In the previous post, we have learned about **line symmetry**. In this post, we are going to learn about point symmetry, another type of symmetry.

If a figure is rotated 180 degrees about a point and it coincides with its original position, then it is said that the figure has point symmetry. The point of rotation is called the **point of symmetry**.

The figure below shows the point symmetric polygon *ABCDEF* rotated clockwise about *P, *its point of symmetry. The polygon outlined by the dashed line segments shows its original position.

When a point symmetric figure is rotated 180 degrees, then the matching points are called **corresponding points**. The matching sides are called** corresponding sides** and the matching angles are called **corresponding angles**. Clearly, in a point symmetric figure, since the shape is not changed while being rotated, the corresponding sides are congruent and the corresponding angles are also congruent. Therefore, in the figure above, angle *A* is congruent to angle *D* since they are corresponding angles, and side *EF* is congruent to side *BC *since they are corresponding sides.

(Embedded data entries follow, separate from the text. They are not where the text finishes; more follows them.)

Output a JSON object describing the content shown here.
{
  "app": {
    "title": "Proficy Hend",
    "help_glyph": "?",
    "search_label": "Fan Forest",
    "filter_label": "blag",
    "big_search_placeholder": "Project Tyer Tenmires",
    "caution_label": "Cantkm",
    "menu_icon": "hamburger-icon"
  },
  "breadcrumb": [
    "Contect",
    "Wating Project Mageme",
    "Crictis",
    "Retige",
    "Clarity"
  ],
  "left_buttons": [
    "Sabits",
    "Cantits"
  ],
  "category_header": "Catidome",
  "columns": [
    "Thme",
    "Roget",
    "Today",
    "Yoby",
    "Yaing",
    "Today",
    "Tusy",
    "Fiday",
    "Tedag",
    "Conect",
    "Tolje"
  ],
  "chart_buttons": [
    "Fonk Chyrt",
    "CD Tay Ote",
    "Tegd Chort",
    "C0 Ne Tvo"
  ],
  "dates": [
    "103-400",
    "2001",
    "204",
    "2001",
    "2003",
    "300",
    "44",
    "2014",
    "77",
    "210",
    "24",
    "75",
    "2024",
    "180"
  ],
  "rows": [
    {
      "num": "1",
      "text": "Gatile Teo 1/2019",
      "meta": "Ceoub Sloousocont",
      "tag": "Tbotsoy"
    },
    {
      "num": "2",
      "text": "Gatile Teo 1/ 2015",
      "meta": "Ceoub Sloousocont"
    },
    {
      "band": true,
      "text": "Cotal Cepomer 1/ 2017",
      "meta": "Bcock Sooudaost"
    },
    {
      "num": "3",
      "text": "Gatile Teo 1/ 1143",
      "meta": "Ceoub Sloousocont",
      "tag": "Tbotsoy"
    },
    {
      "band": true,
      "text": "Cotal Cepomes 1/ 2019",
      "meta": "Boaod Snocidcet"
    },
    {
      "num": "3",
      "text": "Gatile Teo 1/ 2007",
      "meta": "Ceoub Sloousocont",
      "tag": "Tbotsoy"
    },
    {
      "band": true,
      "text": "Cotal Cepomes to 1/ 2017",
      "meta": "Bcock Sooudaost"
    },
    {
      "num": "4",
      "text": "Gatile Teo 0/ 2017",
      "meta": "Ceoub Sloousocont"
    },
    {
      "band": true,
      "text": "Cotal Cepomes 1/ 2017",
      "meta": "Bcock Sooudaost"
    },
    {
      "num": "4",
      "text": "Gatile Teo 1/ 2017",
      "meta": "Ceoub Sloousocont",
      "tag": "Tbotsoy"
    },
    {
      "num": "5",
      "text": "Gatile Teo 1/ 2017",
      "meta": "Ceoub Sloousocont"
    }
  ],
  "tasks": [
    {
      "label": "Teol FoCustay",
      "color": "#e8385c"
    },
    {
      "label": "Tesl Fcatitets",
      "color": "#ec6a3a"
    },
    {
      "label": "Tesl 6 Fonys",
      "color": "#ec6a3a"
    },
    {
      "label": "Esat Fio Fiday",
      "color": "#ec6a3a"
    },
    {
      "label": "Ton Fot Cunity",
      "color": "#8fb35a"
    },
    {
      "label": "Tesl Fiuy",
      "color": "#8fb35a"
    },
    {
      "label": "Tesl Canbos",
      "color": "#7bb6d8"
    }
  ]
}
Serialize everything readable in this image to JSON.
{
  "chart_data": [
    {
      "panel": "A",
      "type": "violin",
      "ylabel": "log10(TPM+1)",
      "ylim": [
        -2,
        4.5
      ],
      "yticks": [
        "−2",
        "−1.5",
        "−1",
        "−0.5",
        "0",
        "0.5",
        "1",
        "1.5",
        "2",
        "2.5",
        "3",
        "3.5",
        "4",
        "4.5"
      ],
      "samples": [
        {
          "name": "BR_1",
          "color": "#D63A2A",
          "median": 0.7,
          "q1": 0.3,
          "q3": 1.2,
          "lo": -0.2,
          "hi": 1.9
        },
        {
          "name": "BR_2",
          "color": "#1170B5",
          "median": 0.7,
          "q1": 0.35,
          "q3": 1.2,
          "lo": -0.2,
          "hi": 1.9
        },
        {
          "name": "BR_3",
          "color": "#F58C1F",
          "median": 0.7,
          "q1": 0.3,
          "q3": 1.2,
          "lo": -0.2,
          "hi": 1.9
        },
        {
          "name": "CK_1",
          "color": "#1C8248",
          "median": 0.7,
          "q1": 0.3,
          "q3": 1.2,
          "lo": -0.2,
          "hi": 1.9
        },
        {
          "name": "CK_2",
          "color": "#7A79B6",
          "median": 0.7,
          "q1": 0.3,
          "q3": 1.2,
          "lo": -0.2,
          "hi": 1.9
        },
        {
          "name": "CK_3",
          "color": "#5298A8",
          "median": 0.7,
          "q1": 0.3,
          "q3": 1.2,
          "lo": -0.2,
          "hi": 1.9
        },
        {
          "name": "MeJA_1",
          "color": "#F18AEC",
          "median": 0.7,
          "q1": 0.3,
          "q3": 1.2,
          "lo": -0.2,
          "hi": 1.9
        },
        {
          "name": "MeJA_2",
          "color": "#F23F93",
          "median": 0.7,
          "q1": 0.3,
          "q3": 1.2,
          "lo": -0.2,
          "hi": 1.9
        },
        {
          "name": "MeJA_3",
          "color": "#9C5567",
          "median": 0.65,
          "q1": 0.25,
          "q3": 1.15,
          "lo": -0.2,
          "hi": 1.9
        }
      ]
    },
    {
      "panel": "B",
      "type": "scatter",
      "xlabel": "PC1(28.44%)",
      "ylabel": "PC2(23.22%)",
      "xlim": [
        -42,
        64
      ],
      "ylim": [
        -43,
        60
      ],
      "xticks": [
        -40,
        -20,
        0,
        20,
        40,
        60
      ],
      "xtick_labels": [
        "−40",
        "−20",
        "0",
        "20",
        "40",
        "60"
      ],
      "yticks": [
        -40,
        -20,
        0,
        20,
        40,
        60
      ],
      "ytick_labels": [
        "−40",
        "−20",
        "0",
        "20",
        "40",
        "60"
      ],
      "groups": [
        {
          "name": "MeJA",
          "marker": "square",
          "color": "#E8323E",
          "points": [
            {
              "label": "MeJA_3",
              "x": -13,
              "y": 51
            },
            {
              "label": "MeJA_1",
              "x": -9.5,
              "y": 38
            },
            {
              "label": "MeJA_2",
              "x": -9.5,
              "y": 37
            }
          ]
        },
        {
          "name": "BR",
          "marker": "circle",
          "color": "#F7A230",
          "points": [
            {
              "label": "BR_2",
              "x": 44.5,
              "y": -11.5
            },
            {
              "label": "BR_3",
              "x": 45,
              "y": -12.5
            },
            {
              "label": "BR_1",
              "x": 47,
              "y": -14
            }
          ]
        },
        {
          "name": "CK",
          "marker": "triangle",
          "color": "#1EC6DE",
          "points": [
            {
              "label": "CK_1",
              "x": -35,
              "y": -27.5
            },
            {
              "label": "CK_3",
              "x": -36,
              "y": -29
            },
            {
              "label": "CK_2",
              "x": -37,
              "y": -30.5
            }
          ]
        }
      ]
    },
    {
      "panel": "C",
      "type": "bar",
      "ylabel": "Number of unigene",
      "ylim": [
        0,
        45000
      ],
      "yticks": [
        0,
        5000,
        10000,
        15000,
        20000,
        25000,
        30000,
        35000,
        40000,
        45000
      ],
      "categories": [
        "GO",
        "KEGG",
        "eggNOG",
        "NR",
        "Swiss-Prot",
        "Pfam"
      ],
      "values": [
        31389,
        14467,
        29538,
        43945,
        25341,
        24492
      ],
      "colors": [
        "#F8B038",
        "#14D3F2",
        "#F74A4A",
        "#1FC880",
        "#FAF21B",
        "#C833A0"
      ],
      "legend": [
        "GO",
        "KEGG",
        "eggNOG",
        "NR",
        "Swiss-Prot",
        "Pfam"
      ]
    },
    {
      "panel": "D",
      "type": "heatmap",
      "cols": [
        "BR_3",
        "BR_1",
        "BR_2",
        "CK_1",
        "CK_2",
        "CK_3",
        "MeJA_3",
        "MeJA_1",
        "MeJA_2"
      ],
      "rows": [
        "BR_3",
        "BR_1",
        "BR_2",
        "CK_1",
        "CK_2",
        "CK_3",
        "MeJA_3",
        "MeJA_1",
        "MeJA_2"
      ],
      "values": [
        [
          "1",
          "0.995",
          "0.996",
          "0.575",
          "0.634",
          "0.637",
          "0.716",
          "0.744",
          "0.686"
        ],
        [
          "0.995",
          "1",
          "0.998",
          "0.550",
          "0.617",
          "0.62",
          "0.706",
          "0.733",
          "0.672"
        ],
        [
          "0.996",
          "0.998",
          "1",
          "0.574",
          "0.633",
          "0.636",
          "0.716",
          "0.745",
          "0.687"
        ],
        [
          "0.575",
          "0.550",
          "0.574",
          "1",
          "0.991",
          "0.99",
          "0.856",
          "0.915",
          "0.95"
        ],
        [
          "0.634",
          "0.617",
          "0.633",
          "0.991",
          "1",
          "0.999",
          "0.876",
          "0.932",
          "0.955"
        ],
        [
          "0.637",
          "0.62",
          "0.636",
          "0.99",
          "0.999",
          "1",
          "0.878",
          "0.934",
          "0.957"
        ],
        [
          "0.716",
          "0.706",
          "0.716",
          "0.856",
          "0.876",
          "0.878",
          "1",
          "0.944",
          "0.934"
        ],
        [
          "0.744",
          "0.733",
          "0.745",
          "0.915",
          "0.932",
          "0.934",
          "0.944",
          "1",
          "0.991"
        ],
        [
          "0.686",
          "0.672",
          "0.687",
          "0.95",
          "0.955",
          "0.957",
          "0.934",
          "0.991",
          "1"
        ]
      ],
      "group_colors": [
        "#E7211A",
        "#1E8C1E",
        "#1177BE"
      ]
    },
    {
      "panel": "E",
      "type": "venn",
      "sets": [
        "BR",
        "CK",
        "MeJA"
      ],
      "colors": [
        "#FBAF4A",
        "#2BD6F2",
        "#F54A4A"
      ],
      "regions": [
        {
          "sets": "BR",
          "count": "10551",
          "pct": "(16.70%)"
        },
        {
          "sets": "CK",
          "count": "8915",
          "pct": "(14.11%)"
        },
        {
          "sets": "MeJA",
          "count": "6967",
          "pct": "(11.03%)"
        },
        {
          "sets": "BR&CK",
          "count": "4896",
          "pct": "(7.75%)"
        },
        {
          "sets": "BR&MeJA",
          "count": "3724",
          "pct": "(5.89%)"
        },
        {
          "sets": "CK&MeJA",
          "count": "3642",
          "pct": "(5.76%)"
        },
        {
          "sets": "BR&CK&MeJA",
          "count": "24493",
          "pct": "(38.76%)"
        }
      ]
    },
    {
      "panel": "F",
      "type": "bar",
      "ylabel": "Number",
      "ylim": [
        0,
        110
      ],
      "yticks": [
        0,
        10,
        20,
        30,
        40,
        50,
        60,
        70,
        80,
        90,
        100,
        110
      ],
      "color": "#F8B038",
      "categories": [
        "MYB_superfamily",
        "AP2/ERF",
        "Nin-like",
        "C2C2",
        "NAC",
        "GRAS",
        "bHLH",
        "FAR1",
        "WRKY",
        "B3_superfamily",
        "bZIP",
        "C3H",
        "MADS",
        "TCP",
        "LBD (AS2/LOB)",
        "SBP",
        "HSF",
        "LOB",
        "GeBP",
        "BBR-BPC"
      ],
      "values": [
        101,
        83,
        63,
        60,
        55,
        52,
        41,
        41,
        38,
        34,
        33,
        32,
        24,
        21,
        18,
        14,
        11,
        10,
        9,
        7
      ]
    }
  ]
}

In a point symmetric figure, the line connecting the corresponding points always passes through the point of symmetry. Also, the corresponding points are equidistant to the point of symmetry. In other words, **every part of the figure has a corresponding part: the same distance from the point of symmetry but in the opposite direction**. In addition, the corresponding sides of the figure are parallel. This means that the distance between *P* and *C* is equal to the distance between *P* and *F* because *C* and* F* are corresponding points. Also, side *AB* is parallel to side *DE* because they are corresponding sides.

**Creating Point Symmetric Figures**

With the properties stated above, we can easily create polygons that are point symmetric using the following steps.

1.) Create a point of symmetry P.

2.) Create points A, B, C, and so on, which are vertices of the point symmetric figure.

3.) Create rays AP, BP, CP and so on which are rays connecting the points and the point of symmetry.

4.) Determine the corresponding points* A’*, *B’*, and *C’* and so on so that* AP* = *A’P, BP = B’P, CP = C’P* and so on.

5.) Draw the polygon by connecting the points *A, B, C, … , A’, B’, C’ *and delete unnecessary objects.

The figure above *ABCA’B’C’* is a figure with point symmetry. Point *P* is the point of symmetry. This means that when the figure is rotated about *P*, it will coincide with its original position.